Our silence is betrayal! We should be marching in Baton Rouge today. We should be marching and demanding, "How can you be parading and profiling in Port Arthur and Mississippi and Alabama and Louisiana, and then fight to condemn workers to poverty wages?" There's a labor movement in town, and we ain't gonna take it! There is a labor movement in town!
We are not going to take prevailing wages being cut. We are not going to accept right-to-work. We want the right to organize. There's a labor movement in town!
. . . I am not pleased with the Democrats, and I am not scared of Republicans. It's time to fight back in an independent kind of way. It's time to fight back. We need a labor political movement. We need a Workers' Party. We must fight for workers' rights, health care, jobs, justice, education, housing.
This land is our land. (Applause) I am not pleased with the Democrats, and I ain't scared of the Republicans. I've come to fight today. Can I get a witness? Let me hear you scream!
There are Republicans who want right-to-work laws. There are Democrats who are not fighting against them. Then there's us. "Us" needs our own political movement to protect us's interests.
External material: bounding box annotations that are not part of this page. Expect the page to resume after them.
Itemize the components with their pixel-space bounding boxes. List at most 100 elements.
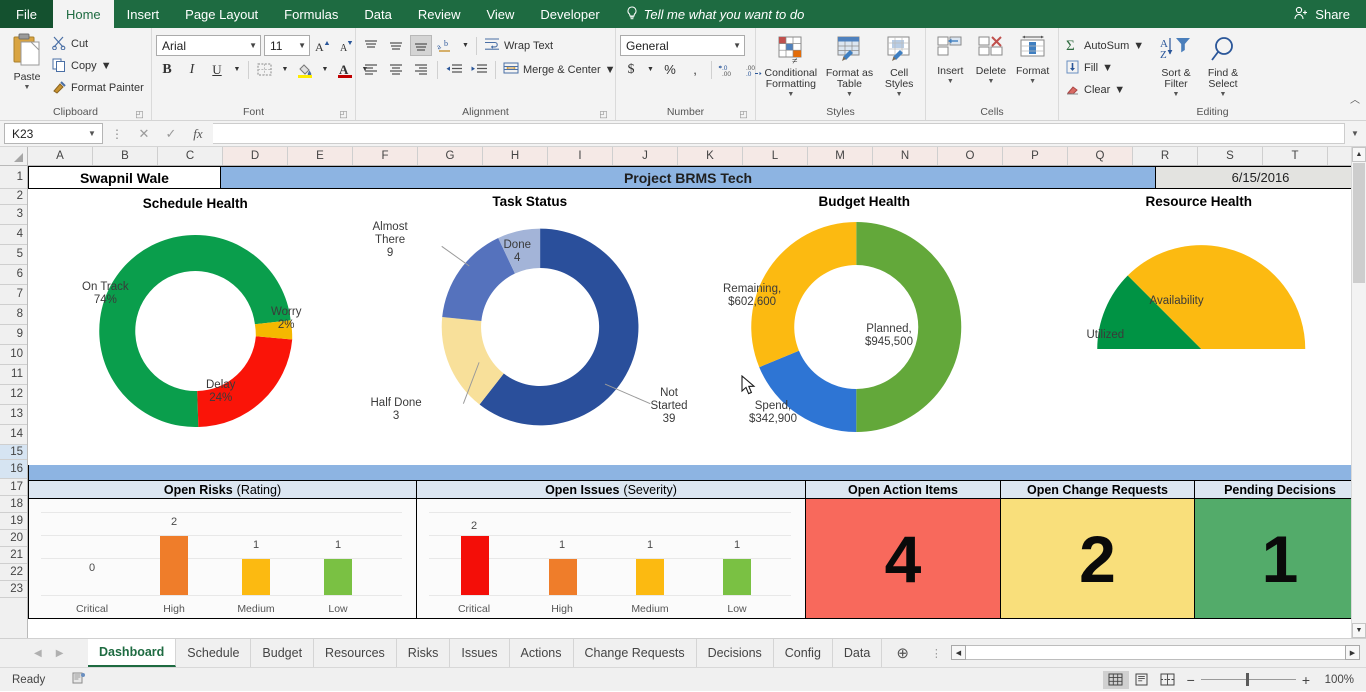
font-size-chevron-down-icon[interactable]: ▼ (294, 41, 306, 50)
fill-caret-icon[interactable]: ▼ (1102, 62, 1113, 74)
row-header-2[interactable]: 2 (0, 189, 27, 205)
row-header-12[interactable]: 12 (0, 385, 27, 405)
row-header-8[interactable]: 8 (0, 305, 27, 325)
panel-pending-decisions[interactable]: 1 (1194, 499, 1366, 619)
currency-caret-icon[interactable]: ▼ (645, 59, 656, 80)
column-header-L[interactable]: L (743, 147, 808, 165)
clear-caret-icon[interactable]: ▼ (1114, 84, 1125, 96)
borders-button[interactable] (254, 59, 276, 80)
delete-cells-caret-icon[interactable]: ▼ (988, 76, 995, 87)
page-break-preview-button[interactable] (1155, 671, 1181, 689)
merge-center-button[interactable]: Merge & Center ▼ (501, 59, 618, 80)
column-header-O[interactable]: O (938, 147, 1003, 165)
page-layout-view-button[interactable] (1129, 671, 1155, 689)
bold-button[interactable]: B (156, 59, 178, 80)
sheet-tab-resources[interactable]: Resources (314, 639, 397, 667)
panel-open-risks[interactable]: 0 2 1 1 Critical High Medium Low (28, 499, 416, 619)
zoom-thumb[interactable] (1246, 673, 1249, 686)
decrease-indent-button[interactable] (443, 59, 465, 80)
row-header-16[interactable]: 16 (0, 460, 27, 479)
scroll-right-icon[interactable]: ▶ (1345, 645, 1360, 660)
row-header-23[interactable]: 23 (0, 581, 27, 598)
select-all-corner[interactable] (0, 147, 28, 165)
column-header-P[interactable]: P (1003, 147, 1068, 165)
format-cells-caret-icon[interactable]: ▼ (1029, 76, 1036, 87)
ribbon-tab-formulas[interactable]: Formulas (271, 0, 351, 28)
ribbon-tab-data[interactable]: Data (351, 0, 404, 28)
row-header-18[interactable]: 18 (0, 496, 27, 513)
column-header-G[interactable]: G (418, 147, 483, 165)
report-date-cell[interactable]: 6/15/2016 (1156, 166, 1366, 189)
copy-button[interactable]: Copy ▼ (50, 55, 146, 77)
fill-color-button[interactable] (294, 59, 316, 80)
number-format-chevron-down-icon[interactable]: ▼ (729, 41, 741, 50)
panel-open-change-requests[interactable]: 2 (1000, 499, 1194, 619)
font-size-combo[interactable]: 11 ▼ (264, 35, 310, 56)
add-sheet-button[interactable]: ⊕ (882, 639, 923, 667)
vertical-scrollbar[interactable]: ▲ ▼ (1351, 147, 1366, 638)
align-bottom-button[interactable] (410, 35, 432, 56)
conditional-formatting-caret-icon[interactable]: ▼ (787, 89, 794, 100)
sheet-tab-budget[interactable]: Budget (251, 639, 314, 667)
align-center-button[interactable] (385, 59, 407, 80)
column-header-F[interactable]: F (353, 147, 418, 165)
find-select-caret-icon[interactable]: ▼ (1220, 89, 1227, 100)
tell-me-box[interactable]: Tell me what you want to do (613, 0, 818, 28)
ribbon-tab-file[interactable]: File (0, 0, 53, 28)
row-header-11[interactable]: 11 (0, 365, 27, 385)
font-name-chevron-down-icon[interactable]: ▼ (245, 41, 257, 50)
scroll-left-icon[interactable]: ◀ (951, 645, 966, 660)
share-button[interactable]: Share (1286, 0, 1358, 28)
row-header-14[interactable]: 14 (0, 425, 27, 445)
column-header-R[interactable]: R (1133, 147, 1198, 165)
paste-button[interactable]: Paste ▼ (4, 31, 50, 93)
sheet-tab-decisions[interactable]: Decisions (697, 639, 774, 667)
underline-caret-icon[interactable]: ▼ (231, 59, 243, 80)
cut-button[interactable]: Cut (50, 33, 146, 55)
row-header-15[interactable]: 15 (0, 445, 27, 460)
currency-button[interactable]: $ (620, 59, 642, 80)
ribbon-tab-review[interactable]: Review (405, 0, 474, 28)
horizontal-scroll-track[interactable] (966, 645, 1345, 660)
sort-filter-caret-icon[interactable]: ▼ (1173, 89, 1180, 100)
row-header-20[interactable]: 20 (0, 530, 27, 547)
comma-button[interactable]: , (684, 59, 706, 80)
ribbon-tab-home[interactable]: Home (53, 0, 114, 28)
copy-caret-icon[interactable]: ▼ (101, 60, 112, 72)
column-header-H[interactable]: H (483, 147, 548, 165)
insert-function-icon[interactable]: fx (186, 126, 210, 142)
increase-font-size-button[interactable]: A (313, 35, 335, 56)
merge-center-caret-icon[interactable]: ▼ (605, 64, 616, 76)
scroll-up-icon[interactable]: ▲ (1352, 147, 1366, 162)
column-header-S[interactable]: S (1198, 147, 1263, 165)
percent-button[interactable]: % (659, 59, 681, 80)
sheet-tab-config[interactable]: Config (774, 639, 833, 667)
confirm-entry-icon[interactable]: ✓ (159, 126, 183, 142)
paste-caret-icon[interactable]: ▼ (24, 82, 31, 93)
increase-indent-button[interactable] (468, 59, 490, 80)
insert-cells-caret-icon[interactable]: ▼ (947, 76, 954, 87)
zoom-in-button[interactable]: + (1302, 672, 1310, 688)
row-header-17[interactable]: 17 (0, 479, 27, 496)
column-header-J[interactable]: J (613, 147, 678, 165)
budget-health-donut[interactable]: Remaining, $602,600 Planned, $945,500 Sp… (697, 209, 1032, 441)
alignment-dialog-launcher[interactable]: ◰ (599, 110, 608, 119)
normal-view-button[interactable] (1103, 671, 1129, 689)
row-header-21[interactable]: 21 (0, 547, 27, 564)
ribbon-tab-developer[interactable]: Developer (527, 0, 612, 28)
number-format-combo[interactable]: General ▼ (620, 35, 745, 56)
clipboard-dialog-launcher[interactable]: ◰ (135, 110, 144, 119)
orientation-caret-icon[interactable]: ▼ (460, 35, 471, 56)
project-title-cell[interactable]: Project BRMS Tech (220, 166, 1156, 189)
format-painter-button[interactable]: Format Painter (50, 77, 146, 99)
previous-sheet-icon[interactable]: ◀ (34, 648, 42, 659)
sheet-tab-dashboard[interactable]: Dashboard (88, 639, 176, 667)
name-box-chevron-down-icon[interactable]: ▼ (85, 129, 99, 138)
font-color-button[interactable]: A (334, 59, 356, 80)
zoom-percentage[interactable]: 100% (1316, 674, 1358, 686)
sort-filter-button[interactable]: AZ Sort & Filter ▼ (1153, 33, 1199, 100)
align-left-button[interactable] (360, 59, 382, 80)
schedule-health-donut[interactable]: On Track 74% Delay 24% Worry 2% (28, 211, 363, 443)
row-header-9[interactable]: 9 (0, 325, 27, 345)
panel-open-action-items[interactable]: 4 (805, 499, 1000, 619)
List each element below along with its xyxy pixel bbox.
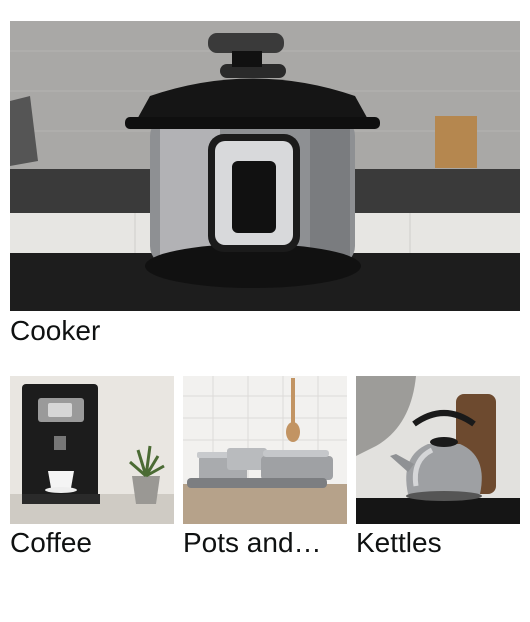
coffee-machine-image[interactable] [10, 376, 174, 524]
tile-kettles[interactable]: Kettles [356, 376, 520, 566]
feature-tile-cooker[interactable]: Cooker [10, 21, 520, 347]
stovetop-kettle-image[interactable] [356, 376, 520, 524]
cookware-set-image[interactable] [183, 376, 347, 524]
tile-label-kettles: Kettles [356, 527, 442, 558]
tile-label-coffee: Coffee [10, 527, 92, 558]
feature-tile-label: Cooker [10, 315, 101, 346]
pressure-cooker-image[interactable] [10, 21, 520, 311]
tile-pots-and-pans[interactable]: Pots and… [183, 376, 347, 566]
tile-coffee[interactable]: Coffee [10, 376, 174, 566]
tile-label-pots-and-pans: Pots and… [183, 527, 322, 558]
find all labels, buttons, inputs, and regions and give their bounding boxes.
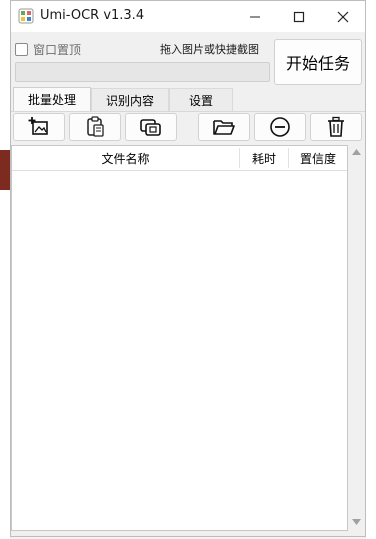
close-icon	[337, 11, 349, 22]
progress-bar	[15, 62, 270, 82]
clear-all-button[interactable]	[310, 113, 362, 141]
title-bar[interactable]: Umi-OCR v1.3.4	[11, 1, 365, 32]
tab-batch[interactable]: 批量处理	[13, 87, 91, 111]
column-header-filename[interactable]: 文件名称	[12, 146, 239, 170]
tab-divider	[11, 111, 365, 112]
screenshot-icon	[140, 119, 161, 136]
scroll-down-arrow-icon[interactable]	[352, 519, 361, 525]
screenshot-button[interactable]	[125, 113, 177, 141]
tab-settings[interactable]: 设置	[169, 88, 233, 111]
tab-bar: 批量处理 识别内容 设置	[13, 87, 233, 111]
app-logo-icon	[18, 8, 34, 24]
background-image-fragment	[0, 150, 10, 190]
column-header-confidence[interactable]: 置信度	[289, 146, 347, 170]
folder-icon	[213, 120, 235, 135]
close-button[interactable]	[321, 1, 365, 32]
checkbox-box[interactable]	[15, 42, 28, 56]
app-window: Umi-OCR v1.3.4 窗口置顶 拖入图片或快捷截图 开始任务 批量处理 …	[10, 0, 366, 537]
file-table[interactable]: 文件名称 耗时 置信度	[11, 145, 348, 531]
pin-window-label: 窗口置顶	[33, 42, 82, 57]
add-image-icon	[28, 117, 48, 135]
remove-icon	[270, 117, 290, 137]
drop-hint-label: 拖入图片或快捷截图	[160, 43, 259, 56]
scroll-up-arrow-icon[interactable]	[352, 149, 361, 155]
remove-item-button[interactable]	[254, 113, 306, 141]
tab-results[interactable]: 识别内容	[91, 88, 169, 111]
vertical-scrollbar[interactable]	[349, 145, 364, 531]
table-header: 文件名称 耗时 置信度	[12, 146, 347, 171]
toolbar	[11, 113, 365, 143]
pin-window-checkbox[interactable]: 窗口置顶	[15, 41, 81, 57]
maximize-button[interactable]	[277, 1, 321, 32]
paste-icon	[87, 116, 104, 137]
window-title: Umi-OCR v1.3.4	[40, 8, 145, 23]
maximize-icon	[293, 11, 305, 22]
paste-button[interactable]	[69, 113, 121, 141]
add-image-button[interactable]	[13, 113, 65, 141]
open-folder-button[interactable]	[198, 113, 250, 141]
background-window-right	[366, 0, 376, 539]
minimize-button[interactable]	[233, 1, 277, 32]
minimize-icon	[250, 16, 260, 17]
trash-icon	[328, 116, 344, 137]
start-task-button[interactable]: 开始任务	[274, 39, 362, 85]
column-header-time[interactable]: 耗时	[240, 146, 288, 170]
background-window-left	[0, 0, 10, 539]
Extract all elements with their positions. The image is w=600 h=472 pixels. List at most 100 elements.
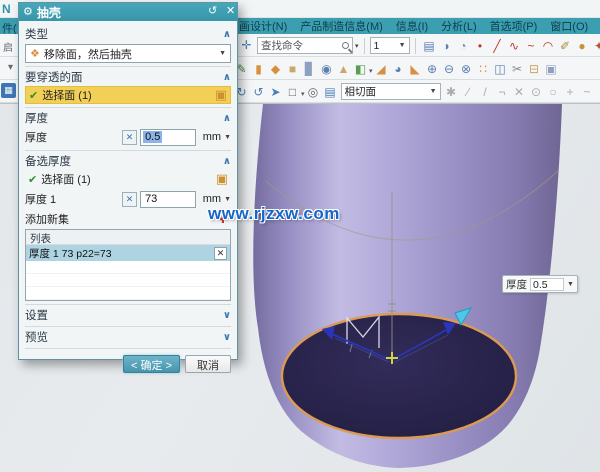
polyline-icon[interactable]: ∿ bbox=[506, 38, 523, 55]
divider bbox=[25, 326, 231, 327]
menu-item-analysis[interactable]: 分析(L) bbox=[441, 18, 476, 34]
chevron-up-icon[interactable]: ∧ bbox=[223, 113, 231, 124]
dialog-title: 抽壳 bbox=[37, 4, 197, 21]
thickness-input[interactable]: 0.5 bbox=[140, 129, 196, 146]
spline-icon[interactable]: ~ bbox=[523, 38, 540, 55]
view-book-icon[interactable]: ▤ bbox=[322, 84, 339, 101]
chevron-up-icon[interactable]: ∧ bbox=[223, 156, 231, 167]
extrude-icon[interactable]: ▮ bbox=[250, 61, 267, 78]
menu-item-preferences[interactable]: 首选项(P) bbox=[490, 18, 538, 34]
chevron-down-icon[interactable]: ∨ bbox=[223, 332, 231, 343]
cylinder-icon[interactable]: ▊ bbox=[301, 61, 318, 78]
snap-intersection-icon[interactable]: ✕ bbox=[511, 84, 528, 101]
cancel-button[interactable]: 取消 bbox=[185, 355, 231, 373]
point-icon[interactable]: • bbox=[472, 38, 489, 55]
chevron-up-icon[interactable]: ∧ bbox=[223, 72, 231, 83]
intersect-icon[interactable]: ⊗ bbox=[458, 61, 475, 78]
dialog-body: 类型 ∧ ❖ 移除面，然后抽壳 ▼ 要穿透的面 ∧ ✔ 选择面 (1) ▣ 厚度… bbox=[19, 21, 237, 373]
remove-icon[interactable]: ✕ bbox=[214, 247, 227, 260]
menu-item-pmi[interactable]: 产品制造信息(M) bbox=[300, 18, 383, 34]
find-command-caret-icon[interactable]: ▾ bbox=[355, 42, 359, 50]
hole-icon[interactable]: ◉ bbox=[318, 61, 335, 78]
snap-settings-icon[interactable]: ✱ bbox=[443, 84, 460, 101]
edge-blend-icon[interactable]: ◕ bbox=[390, 61, 407, 78]
close-icon[interactable]: ✕ bbox=[219, 3, 233, 21]
formula-icon[interactable]: ✕ bbox=[122, 130, 137, 145]
sphere-icon[interactable]: ● bbox=[574, 38, 591, 55]
face-cube-icon[interactable]: ▣ bbox=[215, 87, 227, 103]
list-row-selected[interactable]: 厚度 1 73 p22=73 ✕ bbox=[26, 245, 230, 261]
dropdown-caret-icon[interactable]: ▾ bbox=[369, 68, 373, 75]
section-settings-header[interactable]: 设置 ∨ bbox=[25, 307, 231, 323]
rect-select-icon[interactable]: □ bbox=[284, 84, 301, 101]
shell-icon[interactable]: ◧ bbox=[352, 61, 369, 78]
draft-icon[interactable]: ◢ bbox=[373, 61, 390, 78]
alt-select-face-row[interactable]: ✔ 选择面 (1) ▣ bbox=[25, 170, 231, 188]
face-cube-icon[interactable]: ▣ bbox=[216, 171, 228, 187]
menu-item-information[interactable]: 信息(I) bbox=[396, 18, 428, 34]
select-face-row-active[interactable]: ✔ 选择面 (1) ▣ bbox=[25, 86, 231, 104]
show-hide-icon[interactable]: ◑ bbox=[438, 38, 455, 55]
snap-point-on-curve-icon[interactable]: ~ bbox=[579, 84, 596, 101]
more-features-icon[interactable]: ▣ bbox=[543, 61, 560, 78]
snap-endpoint-icon[interactable]: ∕ bbox=[460, 84, 477, 101]
orbit-rotate-alt-icon[interactable]: ↺ bbox=[250, 84, 267, 101]
chevron-down-icon: ▼ bbox=[430, 88, 437, 95]
section-preview-header[interactable]: 预览 ∨ bbox=[25, 329, 231, 345]
selection-scope-combo[interactable]: 相切面 ▼ bbox=[341, 83, 441, 100]
snap-midpoint-icon[interactable]: / bbox=[477, 84, 494, 101]
snap-quadrant-icon[interactable]: ○ bbox=[545, 84, 562, 101]
shell-bottom-face[interactable] bbox=[282, 314, 516, 438]
measure-icon[interactable]: ✐ bbox=[557, 38, 574, 55]
chamfer-icon[interactable]: ◣ bbox=[407, 61, 424, 78]
view-layer-combo[interactable]: 1 ▼ bbox=[370, 37, 410, 54]
divider bbox=[25, 150, 231, 151]
chevron-up-icon[interactable]: ∧ bbox=[223, 29, 231, 40]
chevron-down-icon[interactable]: ▼ bbox=[224, 134, 231, 141]
datum-csys-icon[interactable]: ✦ bbox=[591, 38, 600, 55]
section-thickness-header[interactable]: 厚度 ∧ bbox=[25, 110, 231, 126]
list-row-text: 厚度 1 73 p22=73 bbox=[29, 246, 214, 261]
section-type-header[interactable]: 类型 ∧ bbox=[25, 26, 231, 42]
offset-face-icon[interactable]: ⊟ bbox=[526, 61, 543, 78]
pattern-feature-icon[interactable]: ∷ bbox=[475, 61, 492, 78]
show-shaded-icon[interactable]: ◎ bbox=[305, 84, 322, 101]
chevron-down-icon[interactable]: ∨ bbox=[223, 310, 231, 321]
arc-icon[interactable]: ◠ bbox=[540, 38, 557, 55]
boss-icon[interactable]: ▲ bbox=[335, 61, 352, 78]
dialog-titlebar[interactable]: ⚙ 抽壳 ↺ ✕ bbox=[19, 3, 237, 21]
shell-type-dropdown[interactable]: ❖ 移除面，然后抽壳 ▼ bbox=[25, 44, 231, 63]
menu-item-window[interactable]: 窗口(O) bbox=[550, 18, 588, 34]
section-alt-thickness-header[interactable]: 备选厚度 ∧ bbox=[25, 153, 231, 169]
section-type-label: 类型 bbox=[25, 26, 223, 42]
section-pierce-header[interactable]: 要穿透的面 ∧ bbox=[25, 69, 231, 85]
dialog-reset-icon[interactable]: ↺ bbox=[201, 3, 215, 21]
unite-icon[interactable]: ⊕ bbox=[424, 61, 441, 78]
revolve-icon[interactable]: ◆ bbox=[267, 61, 284, 78]
snap-existing-point-icon[interactable]: + bbox=[562, 84, 579, 101]
line-icon[interactable]: ╱ bbox=[489, 38, 506, 55]
section-alt-thickness-label: 备选厚度 bbox=[25, 153, 223, 169]
menu-item-design[interactable]: 画设计(N) bbox=[239, 18, 287, 34]
subtract-icon[interactable]: ⊖ bbox=[441, 61, 458, 78]
trim-body-icon[interactable]: ✂ bbox=[509, 61, 526, 78]
block-icon[interactable]: ■ bbox=[284, 61, 301, 78]
chevron-down-icon[interactable]: ▼ bbox=[224, 196, 231, 203]
layer-settings-icon[interactable]: ▤ bbox=[421, 38, 438, 55]
dropdown-caret-icon[interactable]: ▾ bbox=[301, 91, 305, 98]
select-tool-icon[interactable]: ✛ bbox=[238, 37, 255, 54]
snap-arc-center-icon[interactable]: ⊙ bbox=[528, 84, 545, 101]
select-cursor-icon[interactable]: ➤ bbox=[267, 84, 284, 101]
formula-icon[interactable]: ✕ bbox=[122, 192, 137, 207]
snap-point-on-face-icon[interactable]: ◦ bbox=[596, 84, 600, 101]
alt-thickness-input[interactable]: 73 bbox=[140, 191, 196, 208]
ok-button[interactable]: < 确定 > bbox=[123, 355, 180, 373]
snap-control-point-icon[interactable]: ¬ bbox=[494, 84, 511, 101]
find-command-input[interactable]: 查找命令 bbox=[257, 37, 353, 54]
mirror-feature-icon[interactable]: ◫ bbox=[492, 61, 509, 78]
chevron-down-icon[interactable]: ▼ bbox=[567, 281, 574, 288]
immediate-hide-icon[interactable]: ◔ bbox=[455, 38, 472, 55]
resource-bar-icon[interactable]: ▦ bbox=[1, 83, 16, 98]
onscreen-thickness-value[interactable]: 0.5 bbox=[530, 278, 564, 291]
add-new-set-row[interactable]: 添加新集 ✚ bbox=[25, 211, 231, 227]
The whole speech is wonderful, and captures the essence of progressive, left wing values by way of Reverend Jackson's forte - the Bible. Read it, and find me a Democrat who will say the same in public and on the record, and follow through on it. Because until we do, that Workers Party he mentioned sounds pretty damned good. I'll get nailed for that, I know, but one does not sacrifice one's principles simply because the only other political party doesn't happen to agree.